The real news, however, was that Twitter rebounded from a flat May to surge by 16.57 percent to attract just under 23 million uniques in June. That means, according to Compete, that the micro-blogging service is now one-and-a-half times as large as The Times on the web.
The critical thing to remember about this comparison is that much of Twitter's traffic occurs not online but via mobile devices; and that much of The Times' usage occurs offline with its paper editions. But in all-important battle for eyeballs seeking news online, Twitter has utterly eclipsed The Times over the past few months, and now is closing in on CNN.
Compete ranks CNN as the 27th top website in the U.S.; Twitter the 42nd, and The Times as 64th. The analytics service also calculates Twitter's annual growth rate at an astronomical 1,164.11 percent. What is a crucial challenge for all media companies is how to convert some of the new visitors during news peaks into return visitors.
Part of this challenge is studying which sites are referring visitors to you during a news spike. Among the top referral sites will be Google News and Google Search.
As Salon CEO Richard Gingras pointed out earlier this week, "...inbound links from Google, aggregators, social recommendation sites, and social media sites are vital sources of new uniques. One may not keep them all as regular users but you at least get a crack at them."

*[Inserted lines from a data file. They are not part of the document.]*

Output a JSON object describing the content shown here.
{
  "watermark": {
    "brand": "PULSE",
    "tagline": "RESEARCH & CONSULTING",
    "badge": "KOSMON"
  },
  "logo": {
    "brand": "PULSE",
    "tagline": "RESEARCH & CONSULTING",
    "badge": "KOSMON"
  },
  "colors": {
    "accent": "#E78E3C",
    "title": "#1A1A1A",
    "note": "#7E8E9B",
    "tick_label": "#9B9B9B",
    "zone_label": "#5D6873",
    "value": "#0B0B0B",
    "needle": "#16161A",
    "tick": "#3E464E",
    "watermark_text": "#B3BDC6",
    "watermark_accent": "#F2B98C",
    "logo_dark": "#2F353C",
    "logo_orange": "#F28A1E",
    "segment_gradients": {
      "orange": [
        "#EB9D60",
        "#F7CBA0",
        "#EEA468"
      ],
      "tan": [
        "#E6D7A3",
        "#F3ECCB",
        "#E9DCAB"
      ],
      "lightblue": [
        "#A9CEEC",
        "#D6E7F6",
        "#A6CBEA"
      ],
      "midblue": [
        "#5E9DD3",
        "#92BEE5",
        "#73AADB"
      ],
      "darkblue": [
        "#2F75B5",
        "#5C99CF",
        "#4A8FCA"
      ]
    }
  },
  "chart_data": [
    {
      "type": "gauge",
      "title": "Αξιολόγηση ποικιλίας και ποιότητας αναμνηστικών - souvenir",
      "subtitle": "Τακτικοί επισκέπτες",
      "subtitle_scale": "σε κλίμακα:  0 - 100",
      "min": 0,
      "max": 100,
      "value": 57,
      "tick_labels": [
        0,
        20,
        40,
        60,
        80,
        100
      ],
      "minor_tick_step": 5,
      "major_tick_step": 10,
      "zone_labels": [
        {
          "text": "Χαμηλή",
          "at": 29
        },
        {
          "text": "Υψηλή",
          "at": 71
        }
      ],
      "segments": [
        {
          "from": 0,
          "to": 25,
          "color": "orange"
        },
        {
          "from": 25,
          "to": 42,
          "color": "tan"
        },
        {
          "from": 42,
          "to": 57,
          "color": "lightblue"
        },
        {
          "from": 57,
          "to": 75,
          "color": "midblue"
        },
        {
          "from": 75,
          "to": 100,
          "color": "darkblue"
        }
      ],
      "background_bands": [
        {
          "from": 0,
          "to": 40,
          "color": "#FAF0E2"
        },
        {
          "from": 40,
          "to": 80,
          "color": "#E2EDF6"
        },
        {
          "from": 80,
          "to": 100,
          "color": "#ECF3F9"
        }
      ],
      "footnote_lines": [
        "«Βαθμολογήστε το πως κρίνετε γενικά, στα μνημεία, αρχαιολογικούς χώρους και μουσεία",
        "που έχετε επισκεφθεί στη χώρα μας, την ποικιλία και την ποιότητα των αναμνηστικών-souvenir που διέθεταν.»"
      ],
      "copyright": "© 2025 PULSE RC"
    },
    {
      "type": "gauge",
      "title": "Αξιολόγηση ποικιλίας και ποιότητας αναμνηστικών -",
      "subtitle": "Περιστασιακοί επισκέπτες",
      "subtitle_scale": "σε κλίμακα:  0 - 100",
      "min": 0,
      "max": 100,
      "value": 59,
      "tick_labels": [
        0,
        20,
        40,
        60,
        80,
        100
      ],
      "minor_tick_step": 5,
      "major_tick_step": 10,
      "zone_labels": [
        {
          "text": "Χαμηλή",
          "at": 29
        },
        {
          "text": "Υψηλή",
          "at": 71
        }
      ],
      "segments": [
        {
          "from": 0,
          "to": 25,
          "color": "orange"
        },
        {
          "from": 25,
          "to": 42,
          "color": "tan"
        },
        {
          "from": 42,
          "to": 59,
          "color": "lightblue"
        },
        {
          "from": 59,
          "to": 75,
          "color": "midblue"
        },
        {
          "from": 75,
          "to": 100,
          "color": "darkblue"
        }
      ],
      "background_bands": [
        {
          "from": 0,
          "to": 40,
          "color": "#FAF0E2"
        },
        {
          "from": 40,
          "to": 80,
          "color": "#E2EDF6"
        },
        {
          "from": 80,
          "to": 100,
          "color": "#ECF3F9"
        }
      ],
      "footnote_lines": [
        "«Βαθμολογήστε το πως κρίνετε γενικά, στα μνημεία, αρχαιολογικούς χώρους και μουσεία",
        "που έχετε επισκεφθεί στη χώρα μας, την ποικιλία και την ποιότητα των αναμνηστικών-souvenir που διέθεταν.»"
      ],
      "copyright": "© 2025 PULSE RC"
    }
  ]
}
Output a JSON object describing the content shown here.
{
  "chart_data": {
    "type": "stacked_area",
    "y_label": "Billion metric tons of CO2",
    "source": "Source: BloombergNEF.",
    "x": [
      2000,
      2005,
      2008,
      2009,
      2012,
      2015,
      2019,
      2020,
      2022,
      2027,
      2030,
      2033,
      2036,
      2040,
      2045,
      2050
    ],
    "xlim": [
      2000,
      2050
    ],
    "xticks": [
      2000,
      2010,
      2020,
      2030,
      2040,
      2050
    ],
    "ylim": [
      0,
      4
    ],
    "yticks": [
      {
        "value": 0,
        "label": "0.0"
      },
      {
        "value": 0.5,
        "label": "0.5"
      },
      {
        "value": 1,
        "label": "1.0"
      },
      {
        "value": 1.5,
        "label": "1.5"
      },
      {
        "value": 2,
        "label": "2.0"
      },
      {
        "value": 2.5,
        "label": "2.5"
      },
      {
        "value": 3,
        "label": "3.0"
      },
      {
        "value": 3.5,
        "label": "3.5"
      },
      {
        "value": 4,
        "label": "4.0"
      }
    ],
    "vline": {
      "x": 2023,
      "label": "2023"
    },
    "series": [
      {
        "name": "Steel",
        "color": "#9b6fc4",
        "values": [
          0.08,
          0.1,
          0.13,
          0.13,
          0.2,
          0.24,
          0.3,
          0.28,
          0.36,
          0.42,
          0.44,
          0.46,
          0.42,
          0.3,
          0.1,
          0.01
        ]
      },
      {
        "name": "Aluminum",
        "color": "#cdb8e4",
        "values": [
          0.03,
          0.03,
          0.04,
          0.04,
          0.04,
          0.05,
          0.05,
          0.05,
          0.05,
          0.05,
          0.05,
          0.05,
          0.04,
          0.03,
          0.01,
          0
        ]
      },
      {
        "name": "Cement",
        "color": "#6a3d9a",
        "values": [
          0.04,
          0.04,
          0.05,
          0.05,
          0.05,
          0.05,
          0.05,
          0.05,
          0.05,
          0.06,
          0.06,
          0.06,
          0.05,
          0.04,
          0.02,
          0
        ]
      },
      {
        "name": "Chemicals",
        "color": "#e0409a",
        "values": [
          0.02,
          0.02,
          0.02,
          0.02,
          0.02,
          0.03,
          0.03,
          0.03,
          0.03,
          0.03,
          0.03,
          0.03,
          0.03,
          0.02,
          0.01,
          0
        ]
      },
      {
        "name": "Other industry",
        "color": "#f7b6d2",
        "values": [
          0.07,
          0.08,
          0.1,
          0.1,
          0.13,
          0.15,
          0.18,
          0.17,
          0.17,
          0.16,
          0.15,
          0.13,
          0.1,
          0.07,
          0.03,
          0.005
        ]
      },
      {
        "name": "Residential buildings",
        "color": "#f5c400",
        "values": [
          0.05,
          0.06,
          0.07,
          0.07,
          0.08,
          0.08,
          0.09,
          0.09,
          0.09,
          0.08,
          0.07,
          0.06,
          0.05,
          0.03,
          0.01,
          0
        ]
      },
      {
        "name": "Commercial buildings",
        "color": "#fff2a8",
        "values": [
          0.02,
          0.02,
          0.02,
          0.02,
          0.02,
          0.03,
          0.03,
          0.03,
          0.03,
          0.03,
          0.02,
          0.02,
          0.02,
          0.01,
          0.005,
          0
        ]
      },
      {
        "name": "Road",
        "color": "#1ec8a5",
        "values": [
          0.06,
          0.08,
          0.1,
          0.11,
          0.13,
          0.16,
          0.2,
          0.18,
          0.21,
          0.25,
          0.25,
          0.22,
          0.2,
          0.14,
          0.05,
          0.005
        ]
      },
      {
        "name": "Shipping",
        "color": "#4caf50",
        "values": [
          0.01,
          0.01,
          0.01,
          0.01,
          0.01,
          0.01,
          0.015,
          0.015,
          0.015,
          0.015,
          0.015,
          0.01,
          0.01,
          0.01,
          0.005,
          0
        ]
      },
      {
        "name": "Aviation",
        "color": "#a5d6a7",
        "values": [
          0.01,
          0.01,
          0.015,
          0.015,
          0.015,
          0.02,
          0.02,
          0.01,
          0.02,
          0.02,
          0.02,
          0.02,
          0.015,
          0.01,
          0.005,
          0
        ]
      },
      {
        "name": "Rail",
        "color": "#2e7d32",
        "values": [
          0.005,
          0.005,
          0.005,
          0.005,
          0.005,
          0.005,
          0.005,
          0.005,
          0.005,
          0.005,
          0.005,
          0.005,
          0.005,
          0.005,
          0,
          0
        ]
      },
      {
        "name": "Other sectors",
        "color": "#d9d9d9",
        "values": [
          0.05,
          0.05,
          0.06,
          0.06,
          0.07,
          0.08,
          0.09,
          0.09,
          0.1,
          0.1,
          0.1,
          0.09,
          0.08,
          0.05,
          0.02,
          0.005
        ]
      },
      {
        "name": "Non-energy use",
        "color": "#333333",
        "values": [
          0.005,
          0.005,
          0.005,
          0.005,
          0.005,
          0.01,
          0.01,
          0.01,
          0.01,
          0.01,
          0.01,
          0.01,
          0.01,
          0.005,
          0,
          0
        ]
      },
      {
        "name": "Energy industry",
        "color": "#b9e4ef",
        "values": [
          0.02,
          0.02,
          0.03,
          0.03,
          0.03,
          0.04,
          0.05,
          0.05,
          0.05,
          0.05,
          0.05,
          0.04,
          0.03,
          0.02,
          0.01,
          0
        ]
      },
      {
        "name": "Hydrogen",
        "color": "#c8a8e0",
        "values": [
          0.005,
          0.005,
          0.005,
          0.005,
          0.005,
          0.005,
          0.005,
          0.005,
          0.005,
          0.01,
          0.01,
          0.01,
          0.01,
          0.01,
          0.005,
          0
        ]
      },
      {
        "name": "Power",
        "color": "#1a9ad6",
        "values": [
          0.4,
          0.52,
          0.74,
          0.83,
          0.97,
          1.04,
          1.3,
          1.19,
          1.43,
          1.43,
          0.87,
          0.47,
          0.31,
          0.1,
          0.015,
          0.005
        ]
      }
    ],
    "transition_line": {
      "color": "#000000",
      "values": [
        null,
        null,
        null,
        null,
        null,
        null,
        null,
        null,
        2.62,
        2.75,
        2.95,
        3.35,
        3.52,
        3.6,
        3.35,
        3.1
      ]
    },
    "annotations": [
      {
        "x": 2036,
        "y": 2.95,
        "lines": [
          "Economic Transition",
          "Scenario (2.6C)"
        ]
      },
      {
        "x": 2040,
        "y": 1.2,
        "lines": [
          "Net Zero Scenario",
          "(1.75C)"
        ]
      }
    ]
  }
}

Typically, news cycles wax and wane over the summer months somewhat more lethargically than during the rest of the year. But this year may prove to be an exception, given the various diplomatic and policy initiatives undertaken by the Obama administration, the continuing global recession, and the conflicts in Iran, Iraq, Palestine, China, and Afghanistan, not to mention the crises being provoked by North Korea.